Normally I would protest because I hated handouts, but in this case, there was no point in arguing. I had no other money for my babies other than my house cleaning income. I could use all the help I could get.

Cler rummaged through the racks and pulled out a few dresses. I never really dressed up, but that was because Mom could never afford to buy us anything fancy. In the summer, clearance t-shirts were a lot less expensive than new sundresses.

"Okay, I know you won't say 'no' to this one!" she said.

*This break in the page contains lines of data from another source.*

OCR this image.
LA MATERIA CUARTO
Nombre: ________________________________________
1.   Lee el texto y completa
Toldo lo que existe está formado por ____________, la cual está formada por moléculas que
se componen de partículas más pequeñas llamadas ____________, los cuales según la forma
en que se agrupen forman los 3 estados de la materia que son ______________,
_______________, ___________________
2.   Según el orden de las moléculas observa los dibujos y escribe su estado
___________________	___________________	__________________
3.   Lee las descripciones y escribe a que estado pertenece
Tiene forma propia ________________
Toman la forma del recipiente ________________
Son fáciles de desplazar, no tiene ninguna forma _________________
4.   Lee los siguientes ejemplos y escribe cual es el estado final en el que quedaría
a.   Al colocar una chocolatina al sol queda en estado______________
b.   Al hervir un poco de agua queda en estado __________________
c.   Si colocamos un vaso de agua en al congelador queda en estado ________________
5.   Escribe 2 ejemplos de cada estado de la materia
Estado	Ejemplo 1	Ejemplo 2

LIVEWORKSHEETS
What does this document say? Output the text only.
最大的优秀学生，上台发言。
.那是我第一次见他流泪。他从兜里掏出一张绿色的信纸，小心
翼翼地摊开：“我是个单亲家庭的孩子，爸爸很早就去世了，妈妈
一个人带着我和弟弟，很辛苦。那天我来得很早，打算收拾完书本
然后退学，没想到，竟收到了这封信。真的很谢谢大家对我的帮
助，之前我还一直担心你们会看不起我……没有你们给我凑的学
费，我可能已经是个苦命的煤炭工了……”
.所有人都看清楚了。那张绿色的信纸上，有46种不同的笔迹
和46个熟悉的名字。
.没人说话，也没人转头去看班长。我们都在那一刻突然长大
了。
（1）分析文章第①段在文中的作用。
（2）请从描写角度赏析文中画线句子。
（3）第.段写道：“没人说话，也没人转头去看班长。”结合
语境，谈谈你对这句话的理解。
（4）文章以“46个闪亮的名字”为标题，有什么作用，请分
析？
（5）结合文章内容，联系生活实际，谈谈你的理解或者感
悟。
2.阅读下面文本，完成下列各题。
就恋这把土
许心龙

Cler pulled out a long-sleeved dress. I felt it and it was super soft. It had a hood on the back of it. After being friends for this long, she knew that sweatshirts were my favorite article of clothing ever.

"This is the greatest dress I've ever seen in my life," I said.

"Good. Now it's yours," Cler said, tossing it into the cart. "You know, if you're worried about cash, maybe you should finally tell Jace. We both know the Hetchers have tons of money."

My stomach turned. I couldn't tell if it was pregnancy gas or if it was because I was still way too scared to tell Jace about this.

"I think I'll pass on that one," I said.

"You'll have to tell him sooner or later, Chrys," Cler said. "Promise me, you'll tell him before the end of the month."

"Okay. I think I can do that."

She held out her hand. "Pinky swear?"

I laughed and we shook pinkies. "Pinky swear."